Here’s what the computation looks like when the number 4 is read and the equality condition is met:

switch

The final mechanism we’ll consider is the switch statement. It is a little bit redundant, since the same functionality can be achieved with a sequence of “if equal”, but it is still good to be familiar with it.

x = read()
switch (x) {
  case 6 {
    foo
  }
  case 5 {
    bar
  }
  case 2 {
    baz
  }
}

The brainfuck version has three levels of nested loops, each of which preceded by subtractions matching one of the three cases. These loops are entered unless the corresponding case is matched. If no case matches then the innermost loop will clear the value, and more significantly also a flag. The last three lines each check the flag, execute their code. The last three lines can trust that if the flag is still set then their case has been matched.

+>,
--[---[-[<->+++++[-]]
<[- foo ]>]
<[- bar ]>]
<[- baz ]

The following two animations visualize this procedure for values 2 and

1. Here we’ve replaced foo, bar and baz with ..., .. and . respectively.

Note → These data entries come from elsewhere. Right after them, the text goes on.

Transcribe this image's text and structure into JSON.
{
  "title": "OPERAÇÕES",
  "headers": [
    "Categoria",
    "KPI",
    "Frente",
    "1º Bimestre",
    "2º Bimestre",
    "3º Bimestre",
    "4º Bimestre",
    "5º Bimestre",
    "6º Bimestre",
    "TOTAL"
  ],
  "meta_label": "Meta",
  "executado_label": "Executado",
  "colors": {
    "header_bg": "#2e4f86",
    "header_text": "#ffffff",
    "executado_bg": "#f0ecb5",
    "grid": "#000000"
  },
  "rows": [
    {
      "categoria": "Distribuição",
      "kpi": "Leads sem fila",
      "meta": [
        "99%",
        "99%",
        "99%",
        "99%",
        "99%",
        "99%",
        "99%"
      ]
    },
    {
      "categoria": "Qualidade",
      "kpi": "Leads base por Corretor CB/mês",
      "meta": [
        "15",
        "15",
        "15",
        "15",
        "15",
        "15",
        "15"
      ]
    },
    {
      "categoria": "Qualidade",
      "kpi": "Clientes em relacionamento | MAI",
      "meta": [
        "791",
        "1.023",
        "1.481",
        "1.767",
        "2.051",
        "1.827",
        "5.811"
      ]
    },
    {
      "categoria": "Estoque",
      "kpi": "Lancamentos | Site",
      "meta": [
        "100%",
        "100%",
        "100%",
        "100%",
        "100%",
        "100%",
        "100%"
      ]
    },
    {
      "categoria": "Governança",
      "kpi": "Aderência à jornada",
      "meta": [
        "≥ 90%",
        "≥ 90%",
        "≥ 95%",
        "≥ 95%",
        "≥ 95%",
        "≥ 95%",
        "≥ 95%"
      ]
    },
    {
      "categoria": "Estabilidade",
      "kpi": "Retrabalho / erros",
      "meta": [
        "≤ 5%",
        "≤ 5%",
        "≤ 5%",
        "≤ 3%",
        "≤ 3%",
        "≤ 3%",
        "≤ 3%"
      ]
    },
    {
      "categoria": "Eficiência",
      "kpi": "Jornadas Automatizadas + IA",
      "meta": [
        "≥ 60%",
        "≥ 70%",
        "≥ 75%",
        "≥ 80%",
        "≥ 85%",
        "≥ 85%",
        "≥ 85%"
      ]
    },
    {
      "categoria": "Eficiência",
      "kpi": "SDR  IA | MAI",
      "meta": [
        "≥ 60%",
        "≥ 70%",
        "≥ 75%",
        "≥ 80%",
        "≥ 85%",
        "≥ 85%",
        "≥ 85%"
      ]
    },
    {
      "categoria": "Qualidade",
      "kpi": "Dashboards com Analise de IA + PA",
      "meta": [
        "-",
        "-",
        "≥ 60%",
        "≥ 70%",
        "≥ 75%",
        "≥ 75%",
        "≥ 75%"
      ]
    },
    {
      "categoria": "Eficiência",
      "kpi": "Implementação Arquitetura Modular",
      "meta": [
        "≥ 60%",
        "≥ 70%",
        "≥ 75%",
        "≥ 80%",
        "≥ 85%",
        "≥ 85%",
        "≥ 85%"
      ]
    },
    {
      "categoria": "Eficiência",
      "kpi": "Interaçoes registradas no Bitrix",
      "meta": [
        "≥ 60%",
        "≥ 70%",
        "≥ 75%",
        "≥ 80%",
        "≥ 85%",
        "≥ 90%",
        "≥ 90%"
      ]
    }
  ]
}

Again, if none of the cases matches then the flag will be cleared by the inner loop, so no output will be produced. Here’s the program executing with 8 as input.

Making this construct non-destructive is not too difficult, but it is left as an exercise for the reader.

Summary

Developing in brainfuck can be a daunting experience. Especially so due to the limited options for control flow. As we’ve seen in this post, there are mechanisms and idioms that cover most of what one would expect from a high level language.

With that said, brainfuck is still a very special language and one shouldn’t expect to be able to apply this material blindly. Writing a non-trivial brainfuck program is a challenging task and requires genuine understanding. We hope this post has made things a little bit clearer.

That was all.